Hidayatullah.com—Bosan dengan meningkatnya biaya hidup di Amerika Serikat dan iklan yang tiada henti, sejumlah anak muda di TikTok tampaknya melawan melalui tren baru yang menggalakkan pembelian baju bekas yang layak pakai (thrifting).
“Ketika setiap momen dalam hidup Anda terasa seperti Anda sedang dijual sesuatu dan harga barang tersebut terus naik, orang akan bosan menghabiskan uang,” kata Kara Perez, seorang influencer dan pendidik keuangan, kepada Agence France-Presse (AFP).
Selama ini, media sosial hanya memiliki ruang untuk rumah-rumah yang sempurna, lemari-lemari yang mewah, dan produk-produk kecantikan yang melimpah.
Namun, tren baru justru sebaliknya – mendorong penggunaan kembali barang-barang bekas, gaya hidup yang lebih hemat, dan mengutamakan kualitas daripada kuantitas.
Perlu diketahui, pasar pakaian bekas global akan tumbuh tiga kali lebih cepat daripada pasar pakaian global, dengan Gen Z memimpin pembelian.
Ditambah dengan krisis biaya hidup, Gen Z akan terus menggerakkan gerakan berhemat dalam mencari alternatif yang lebih terjangkau di tahun mendatang.
Pasar barang bekas global diperkirakan melonjak tiga kali lipat dari keseluruhan pasar pakaian global hingga tahun 2027, didorong oleh konsumen Gen Z, menurut platform barang bekas daring Thredup.

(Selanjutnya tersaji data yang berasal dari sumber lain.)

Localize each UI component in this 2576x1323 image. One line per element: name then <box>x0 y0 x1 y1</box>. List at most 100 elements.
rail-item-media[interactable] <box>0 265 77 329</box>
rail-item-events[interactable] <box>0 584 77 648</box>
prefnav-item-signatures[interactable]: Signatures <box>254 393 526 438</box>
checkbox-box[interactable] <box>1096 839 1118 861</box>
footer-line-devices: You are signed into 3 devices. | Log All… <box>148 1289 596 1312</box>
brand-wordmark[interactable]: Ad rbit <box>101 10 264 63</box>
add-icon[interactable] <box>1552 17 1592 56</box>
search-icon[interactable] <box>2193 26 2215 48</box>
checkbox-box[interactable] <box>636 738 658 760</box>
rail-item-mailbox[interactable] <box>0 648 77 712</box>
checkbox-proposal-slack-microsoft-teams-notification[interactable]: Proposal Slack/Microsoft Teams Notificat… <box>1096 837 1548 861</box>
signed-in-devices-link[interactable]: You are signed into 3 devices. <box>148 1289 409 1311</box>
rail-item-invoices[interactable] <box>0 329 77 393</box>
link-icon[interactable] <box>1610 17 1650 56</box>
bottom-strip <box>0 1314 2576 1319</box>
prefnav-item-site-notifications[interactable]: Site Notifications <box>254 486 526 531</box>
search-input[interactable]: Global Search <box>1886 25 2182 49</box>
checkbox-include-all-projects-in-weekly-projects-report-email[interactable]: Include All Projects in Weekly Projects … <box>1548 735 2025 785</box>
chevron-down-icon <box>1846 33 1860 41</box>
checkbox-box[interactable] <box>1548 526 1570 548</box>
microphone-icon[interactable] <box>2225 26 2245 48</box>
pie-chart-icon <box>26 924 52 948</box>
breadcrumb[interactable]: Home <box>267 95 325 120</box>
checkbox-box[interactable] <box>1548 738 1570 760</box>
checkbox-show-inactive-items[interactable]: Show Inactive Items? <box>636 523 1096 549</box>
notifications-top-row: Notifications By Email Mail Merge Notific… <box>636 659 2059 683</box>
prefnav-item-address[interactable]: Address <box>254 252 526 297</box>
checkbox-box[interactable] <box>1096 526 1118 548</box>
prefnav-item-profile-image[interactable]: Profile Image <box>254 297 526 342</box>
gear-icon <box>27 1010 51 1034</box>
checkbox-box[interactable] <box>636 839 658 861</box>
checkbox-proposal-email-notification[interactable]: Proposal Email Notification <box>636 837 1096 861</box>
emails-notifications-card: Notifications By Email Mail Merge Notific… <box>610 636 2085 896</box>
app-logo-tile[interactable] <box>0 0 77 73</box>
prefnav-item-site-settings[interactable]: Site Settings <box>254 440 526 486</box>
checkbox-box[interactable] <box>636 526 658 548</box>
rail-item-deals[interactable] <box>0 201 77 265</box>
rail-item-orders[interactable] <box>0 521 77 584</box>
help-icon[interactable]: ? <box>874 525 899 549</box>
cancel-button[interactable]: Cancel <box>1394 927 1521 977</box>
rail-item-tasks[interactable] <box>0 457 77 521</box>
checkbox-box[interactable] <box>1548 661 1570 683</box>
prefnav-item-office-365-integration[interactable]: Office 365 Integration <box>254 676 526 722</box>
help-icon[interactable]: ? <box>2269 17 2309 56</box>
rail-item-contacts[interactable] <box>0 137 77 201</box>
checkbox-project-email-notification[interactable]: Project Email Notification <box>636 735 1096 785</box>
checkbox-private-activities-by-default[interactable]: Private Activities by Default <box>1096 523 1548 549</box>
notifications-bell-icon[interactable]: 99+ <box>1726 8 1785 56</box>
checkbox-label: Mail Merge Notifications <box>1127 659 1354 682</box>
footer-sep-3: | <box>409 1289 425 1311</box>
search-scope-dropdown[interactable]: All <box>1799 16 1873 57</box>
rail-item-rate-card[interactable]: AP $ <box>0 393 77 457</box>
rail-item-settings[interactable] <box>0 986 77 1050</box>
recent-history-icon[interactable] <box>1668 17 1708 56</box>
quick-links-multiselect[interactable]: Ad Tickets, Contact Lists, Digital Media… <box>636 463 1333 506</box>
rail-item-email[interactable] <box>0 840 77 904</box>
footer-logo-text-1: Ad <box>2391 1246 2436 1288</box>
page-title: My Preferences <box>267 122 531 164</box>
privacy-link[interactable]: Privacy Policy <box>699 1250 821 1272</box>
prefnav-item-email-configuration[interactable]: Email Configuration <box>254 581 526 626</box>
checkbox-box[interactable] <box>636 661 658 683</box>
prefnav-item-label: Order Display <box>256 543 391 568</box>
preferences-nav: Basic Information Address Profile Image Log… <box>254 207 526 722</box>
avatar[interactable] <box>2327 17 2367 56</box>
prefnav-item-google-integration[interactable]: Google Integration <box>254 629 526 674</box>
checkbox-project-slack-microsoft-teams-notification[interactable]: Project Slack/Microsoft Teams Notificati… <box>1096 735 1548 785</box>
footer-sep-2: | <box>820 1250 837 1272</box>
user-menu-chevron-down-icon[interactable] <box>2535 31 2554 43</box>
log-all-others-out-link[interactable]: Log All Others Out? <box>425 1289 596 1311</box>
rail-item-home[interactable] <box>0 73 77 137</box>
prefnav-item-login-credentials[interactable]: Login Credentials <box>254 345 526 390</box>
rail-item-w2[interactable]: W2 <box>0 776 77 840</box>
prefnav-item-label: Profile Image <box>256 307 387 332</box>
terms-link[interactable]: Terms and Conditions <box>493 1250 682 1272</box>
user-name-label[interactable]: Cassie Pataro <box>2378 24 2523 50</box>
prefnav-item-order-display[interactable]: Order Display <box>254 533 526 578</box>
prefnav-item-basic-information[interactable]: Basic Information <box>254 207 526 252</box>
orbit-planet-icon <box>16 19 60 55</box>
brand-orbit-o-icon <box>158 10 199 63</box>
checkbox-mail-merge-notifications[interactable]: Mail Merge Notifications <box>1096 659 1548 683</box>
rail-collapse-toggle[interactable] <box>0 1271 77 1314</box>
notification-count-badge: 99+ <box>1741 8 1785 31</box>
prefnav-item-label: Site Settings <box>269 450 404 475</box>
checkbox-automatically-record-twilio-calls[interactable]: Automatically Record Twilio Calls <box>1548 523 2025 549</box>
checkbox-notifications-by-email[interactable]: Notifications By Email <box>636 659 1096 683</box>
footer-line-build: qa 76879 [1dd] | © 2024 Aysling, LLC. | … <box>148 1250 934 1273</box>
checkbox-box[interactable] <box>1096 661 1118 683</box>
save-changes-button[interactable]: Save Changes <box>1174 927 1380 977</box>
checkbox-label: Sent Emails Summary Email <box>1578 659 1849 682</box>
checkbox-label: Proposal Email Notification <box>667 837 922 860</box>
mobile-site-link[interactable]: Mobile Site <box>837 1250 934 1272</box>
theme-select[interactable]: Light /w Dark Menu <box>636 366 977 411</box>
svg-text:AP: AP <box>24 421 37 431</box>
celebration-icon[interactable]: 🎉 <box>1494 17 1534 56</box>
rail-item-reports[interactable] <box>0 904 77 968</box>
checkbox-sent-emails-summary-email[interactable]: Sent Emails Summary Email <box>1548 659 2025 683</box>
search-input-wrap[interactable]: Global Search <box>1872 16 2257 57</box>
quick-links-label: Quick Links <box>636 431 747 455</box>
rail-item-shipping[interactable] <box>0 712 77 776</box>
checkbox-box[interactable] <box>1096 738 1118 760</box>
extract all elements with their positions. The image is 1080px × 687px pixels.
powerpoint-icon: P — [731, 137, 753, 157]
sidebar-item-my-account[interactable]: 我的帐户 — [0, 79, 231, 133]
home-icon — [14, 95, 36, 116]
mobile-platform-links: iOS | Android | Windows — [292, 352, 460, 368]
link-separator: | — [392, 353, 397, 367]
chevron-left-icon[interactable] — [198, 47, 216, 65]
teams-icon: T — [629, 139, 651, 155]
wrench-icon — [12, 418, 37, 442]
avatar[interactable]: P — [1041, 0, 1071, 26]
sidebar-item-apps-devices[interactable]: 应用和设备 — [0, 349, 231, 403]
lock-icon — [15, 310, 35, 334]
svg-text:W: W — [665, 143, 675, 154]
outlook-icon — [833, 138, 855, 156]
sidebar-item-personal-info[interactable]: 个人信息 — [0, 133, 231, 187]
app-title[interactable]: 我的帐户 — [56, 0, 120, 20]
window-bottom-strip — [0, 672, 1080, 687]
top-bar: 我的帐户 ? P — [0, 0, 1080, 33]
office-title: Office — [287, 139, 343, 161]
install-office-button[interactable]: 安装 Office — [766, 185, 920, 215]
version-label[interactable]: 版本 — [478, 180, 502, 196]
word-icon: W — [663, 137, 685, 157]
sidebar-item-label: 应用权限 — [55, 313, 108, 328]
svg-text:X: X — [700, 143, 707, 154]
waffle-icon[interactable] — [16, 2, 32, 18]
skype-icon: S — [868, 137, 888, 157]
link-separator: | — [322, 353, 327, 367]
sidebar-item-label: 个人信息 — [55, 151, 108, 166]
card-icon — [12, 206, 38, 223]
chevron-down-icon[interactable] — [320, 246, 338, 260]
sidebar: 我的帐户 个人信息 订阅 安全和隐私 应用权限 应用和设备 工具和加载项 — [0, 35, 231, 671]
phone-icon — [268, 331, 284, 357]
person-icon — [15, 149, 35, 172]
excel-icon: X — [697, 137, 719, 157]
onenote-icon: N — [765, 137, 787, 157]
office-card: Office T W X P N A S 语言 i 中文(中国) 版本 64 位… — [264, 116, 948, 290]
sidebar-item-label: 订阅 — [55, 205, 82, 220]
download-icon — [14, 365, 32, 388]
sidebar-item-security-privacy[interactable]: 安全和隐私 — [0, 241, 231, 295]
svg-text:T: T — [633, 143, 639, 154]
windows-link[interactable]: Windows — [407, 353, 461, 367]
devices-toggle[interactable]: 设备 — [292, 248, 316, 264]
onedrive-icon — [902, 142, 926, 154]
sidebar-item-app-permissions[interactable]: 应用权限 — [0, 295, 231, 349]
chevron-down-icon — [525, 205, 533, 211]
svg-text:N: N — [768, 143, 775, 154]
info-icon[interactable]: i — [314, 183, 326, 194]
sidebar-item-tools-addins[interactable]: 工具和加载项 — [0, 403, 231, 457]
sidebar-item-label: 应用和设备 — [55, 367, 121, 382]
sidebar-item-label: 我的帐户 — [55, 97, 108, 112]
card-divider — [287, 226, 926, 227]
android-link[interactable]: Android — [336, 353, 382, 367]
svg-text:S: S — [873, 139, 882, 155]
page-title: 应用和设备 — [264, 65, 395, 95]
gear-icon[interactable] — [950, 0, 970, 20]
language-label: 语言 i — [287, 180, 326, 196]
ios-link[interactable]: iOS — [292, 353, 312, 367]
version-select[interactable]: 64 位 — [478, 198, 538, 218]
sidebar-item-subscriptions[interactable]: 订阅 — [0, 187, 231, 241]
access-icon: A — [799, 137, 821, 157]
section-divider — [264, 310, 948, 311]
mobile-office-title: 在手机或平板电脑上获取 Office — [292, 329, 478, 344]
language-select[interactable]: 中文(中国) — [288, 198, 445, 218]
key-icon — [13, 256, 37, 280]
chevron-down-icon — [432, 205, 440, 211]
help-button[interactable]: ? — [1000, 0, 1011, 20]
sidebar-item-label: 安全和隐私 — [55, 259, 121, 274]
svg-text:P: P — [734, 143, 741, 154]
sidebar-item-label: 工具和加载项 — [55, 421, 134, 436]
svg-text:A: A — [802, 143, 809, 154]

Saat ini, 83% Gen Z Amerika sudah berbelanja atau bersedia menjual barang bekas, dan pada tahun 2027, Gen Z akan menguasai sekitar 28% pasar barang bekas, menurut ThredUp.
Laporan penjualan kembali tahunan ke-11 perusahaan, yang dirilis tahun 2023, menyebutkan bahwa konsumen Gen Z dan milenial akan menyumbang hampir dua pertiga dari peningkatan pengeluaran barang bekas seiring dengan meningkatnya daya beli mereka.
Laporan Thredup tahun 2023 berisi data dan penelitian dari firma analitik Globaldata, serta sumber sekunder lainnya seperti data kinerja merek dan pelanggan internal.
Untuk tujuan laporan ini, Thredup mengatakan, Globaldata melakukan survei terhadap lebih dari 3.000 orang dewasa Amerika, dengan mengajukan pertanyaan spesifik tentang perilaku dan preferensi mereka terhadap barang bekas.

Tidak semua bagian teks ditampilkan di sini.